The maps, are small narrow hallways type with the occasional outdoor area, like L4D2 or CSS. Littered with weapons, ammo, tools (flashlights, walky-talkies), and health items. Unlike in L4D2 where 'shopping' is severely discouraged, here its a necessary evil. You may need pills to stop the infection from killing a teammate, ammo to clear out a street of zombies, or bandages to stop a stubborn bleed.
There are two game types, objective and survival. Survival is pretty standard... Survive waves of zombies, until everyone dies during a wave (teammates re spawn between waves). Objective is... very different. You have to complete a series of objectives across a SEMI linear map (there are multiple paths to almost every objective), for example: find gas for a generator, find a key, open a door, find a car battery, find a path to the next area, find guns, etc. The amount of loot is just enough that you have to constantly maintain communication with your teammates and exchange loot to survive ('oh you have a .22, and I have a .308 lets exchange ammo boxes' or a 'help I'm bleeding out, anyone have bandages').

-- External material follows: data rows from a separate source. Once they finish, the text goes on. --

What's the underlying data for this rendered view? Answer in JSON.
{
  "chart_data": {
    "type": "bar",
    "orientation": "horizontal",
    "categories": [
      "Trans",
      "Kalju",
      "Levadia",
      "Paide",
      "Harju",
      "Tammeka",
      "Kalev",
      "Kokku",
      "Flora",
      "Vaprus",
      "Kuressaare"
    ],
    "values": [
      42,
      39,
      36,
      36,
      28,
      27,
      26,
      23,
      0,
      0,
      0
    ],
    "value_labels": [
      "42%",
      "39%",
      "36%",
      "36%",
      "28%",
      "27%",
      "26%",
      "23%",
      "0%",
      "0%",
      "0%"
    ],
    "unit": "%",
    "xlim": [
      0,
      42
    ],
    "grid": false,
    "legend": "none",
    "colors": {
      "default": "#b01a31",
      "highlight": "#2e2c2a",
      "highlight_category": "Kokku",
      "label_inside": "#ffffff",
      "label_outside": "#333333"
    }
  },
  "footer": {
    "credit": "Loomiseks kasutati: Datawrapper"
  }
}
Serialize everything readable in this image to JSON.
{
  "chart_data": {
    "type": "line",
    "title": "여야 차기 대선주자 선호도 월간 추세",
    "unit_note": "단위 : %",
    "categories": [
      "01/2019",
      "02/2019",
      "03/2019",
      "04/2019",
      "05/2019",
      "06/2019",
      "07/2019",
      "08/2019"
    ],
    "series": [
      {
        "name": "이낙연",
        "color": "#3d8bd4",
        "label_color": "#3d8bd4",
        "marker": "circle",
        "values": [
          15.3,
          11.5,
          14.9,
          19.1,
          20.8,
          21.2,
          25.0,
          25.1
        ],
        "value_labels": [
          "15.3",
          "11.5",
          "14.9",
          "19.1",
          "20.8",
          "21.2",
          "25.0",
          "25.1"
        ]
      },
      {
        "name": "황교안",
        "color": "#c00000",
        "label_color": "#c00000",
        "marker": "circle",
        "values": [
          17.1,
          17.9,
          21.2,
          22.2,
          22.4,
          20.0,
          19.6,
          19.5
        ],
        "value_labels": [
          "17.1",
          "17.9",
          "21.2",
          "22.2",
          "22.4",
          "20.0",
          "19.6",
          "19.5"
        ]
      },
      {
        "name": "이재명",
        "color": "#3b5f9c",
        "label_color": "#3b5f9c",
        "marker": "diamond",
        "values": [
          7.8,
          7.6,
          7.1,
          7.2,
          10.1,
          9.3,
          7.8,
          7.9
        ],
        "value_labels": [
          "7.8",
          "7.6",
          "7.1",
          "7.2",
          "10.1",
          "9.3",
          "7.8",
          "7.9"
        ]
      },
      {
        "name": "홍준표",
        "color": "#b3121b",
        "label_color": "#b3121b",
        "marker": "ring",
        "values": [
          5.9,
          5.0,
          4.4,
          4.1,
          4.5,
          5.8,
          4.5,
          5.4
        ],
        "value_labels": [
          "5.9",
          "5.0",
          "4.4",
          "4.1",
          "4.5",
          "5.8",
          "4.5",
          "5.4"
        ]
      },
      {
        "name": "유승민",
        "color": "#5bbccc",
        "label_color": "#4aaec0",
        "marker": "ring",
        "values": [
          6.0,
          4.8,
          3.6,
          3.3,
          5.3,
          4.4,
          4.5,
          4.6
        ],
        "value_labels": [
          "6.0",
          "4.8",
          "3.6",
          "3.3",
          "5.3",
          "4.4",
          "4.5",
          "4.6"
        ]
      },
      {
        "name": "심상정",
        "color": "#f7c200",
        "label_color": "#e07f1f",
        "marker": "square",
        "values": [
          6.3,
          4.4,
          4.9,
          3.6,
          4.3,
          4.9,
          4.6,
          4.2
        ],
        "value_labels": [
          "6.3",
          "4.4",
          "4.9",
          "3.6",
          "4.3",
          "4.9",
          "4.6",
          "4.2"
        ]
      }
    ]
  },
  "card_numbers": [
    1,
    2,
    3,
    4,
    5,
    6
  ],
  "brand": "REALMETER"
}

The play feels like L4D2 but the mechanics are quite different though. You can still sprint through hordes though they can latch on to you like killing floor. You have to charge your melee attacks and have to be fairly precise about where you hit the zombies (in the head) guns are not dead accurate, you'll miss alot and waste a lot of precious ammo. However, there are a plethora of different types of weapons hidden throughout the maps... handguns, rifles, shotguns of all types. Lots of melee too. VOIP also works by distance, you can only talk with teammates who are close (unless you have a walky-talky, then you can communicate with other walky-talky's and relay messages). Very teamwork orientated, though you do get the occasional lone wolf, sticky fingered, asshole but they really do not interfere with game play too much.

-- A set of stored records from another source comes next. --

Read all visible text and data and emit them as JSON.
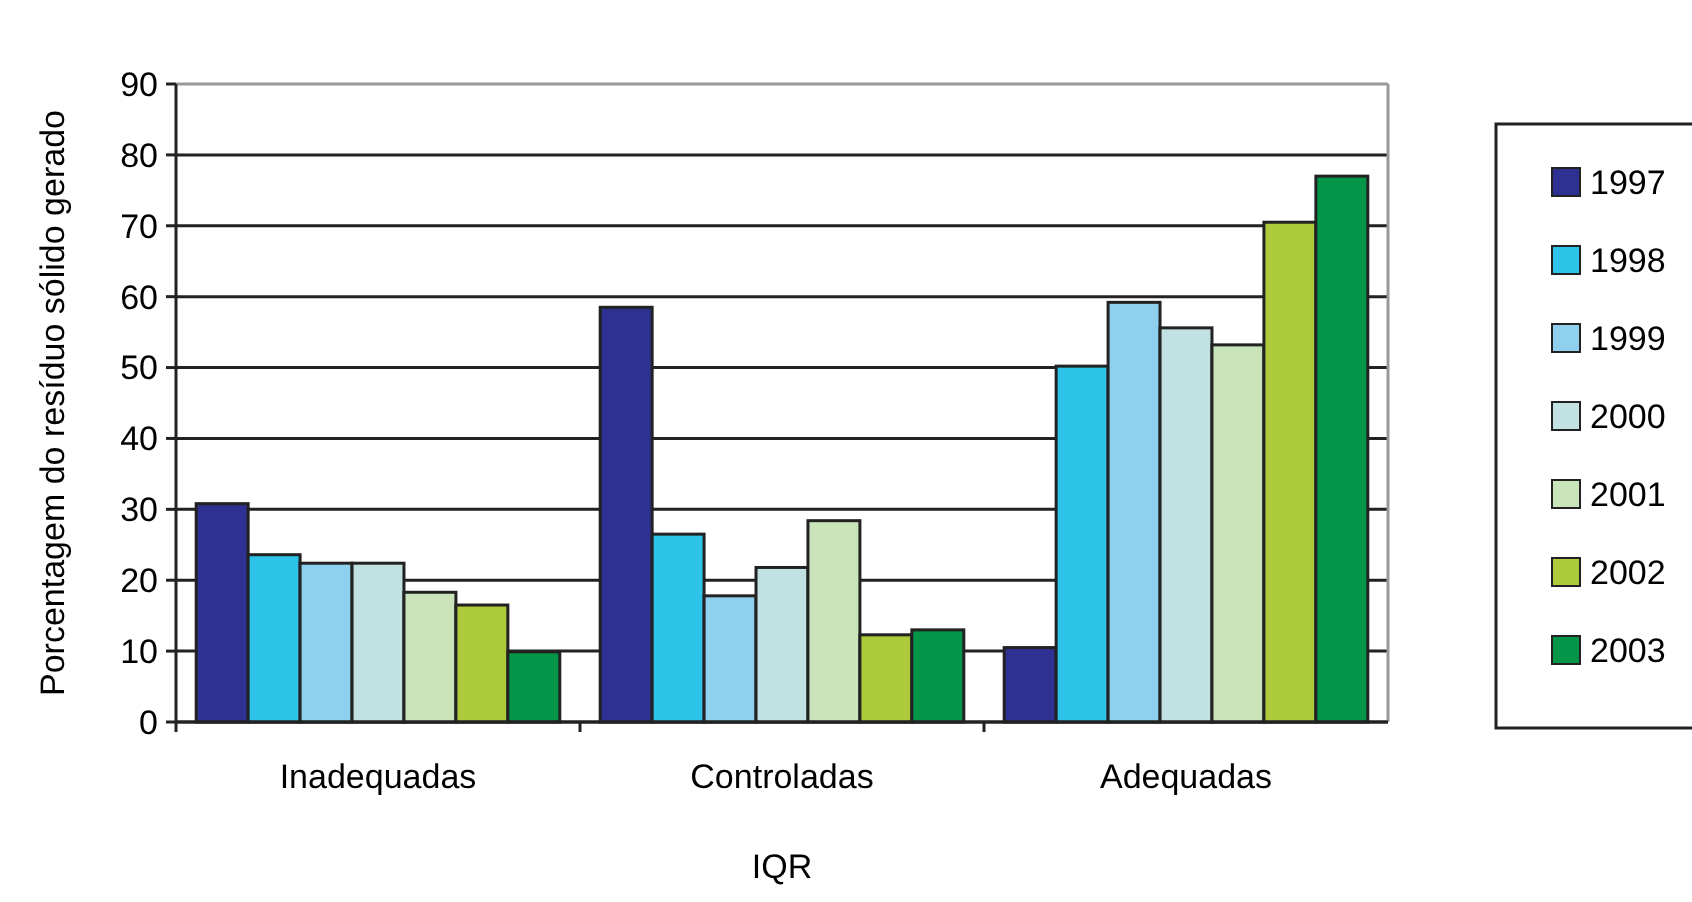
{
  "chart_data": {
    "type": "bar",
    "xlabel": "IQR",
    "ylabel": "Porcentagem do resíduo sólido gerado",
    "categories": [
      "Inadequadas",
      "Controladas",
      "Adequadas"
    ],
    "series": [
      {
        "name": "1997",
        "color": "#2e3192",
        "values": [
          30.8,
          58.5,
          10.5
        ]
      },
      {
        "name": "1998",
        "color": "#2ec4ea",
        "values": [
          23.6,
          26.5,
          50.2
        ]
      },
      {
        "name": "1999",
        "color": "#8fd0ef",
        "values": [
          22.4,
          17.8,
          59.2
        ]
      },
      {
        "name": "2000",
        "color": "#c2e1e2",
        "values": [
          22.4,
          21.8,
          55.6
        ]
      },
      {
        "name": "2001",
        "color": "#c9e4b8",
        "values": [
          18.3,
          28.4,
          53.2
        ]
      },
      {
        "name": "2002",
        "color": "#acca3a",
        "values": [
          16.5,
          12.3,
          70.5
        ]
      },
      {
        "name": "2003",
        "color": "#039649",
        "values": [
          9.9,
          13.0,
          77.0
        ]
      }
    ],
    "ylim": [
      0,
      90
    ],
    "yticks": [
      0,
      10,
      20,
      30,
      40,
      50,
      60,
      70,
      80,
      90
    ],
    "grid": "y",
    "legend": "right"
  }
}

For me, this is just the right amount of survival (where dayz went overboard, no dying of thirst or starvation, but survival that actually is relevant to the game: weapons and ammo, tools, and direct health) but still retains its difficulty (i've yet to play an objective game where we escaped).
Considering that is free, its definitely worth a look for zombie killing lovers, but keep in mind that it is free.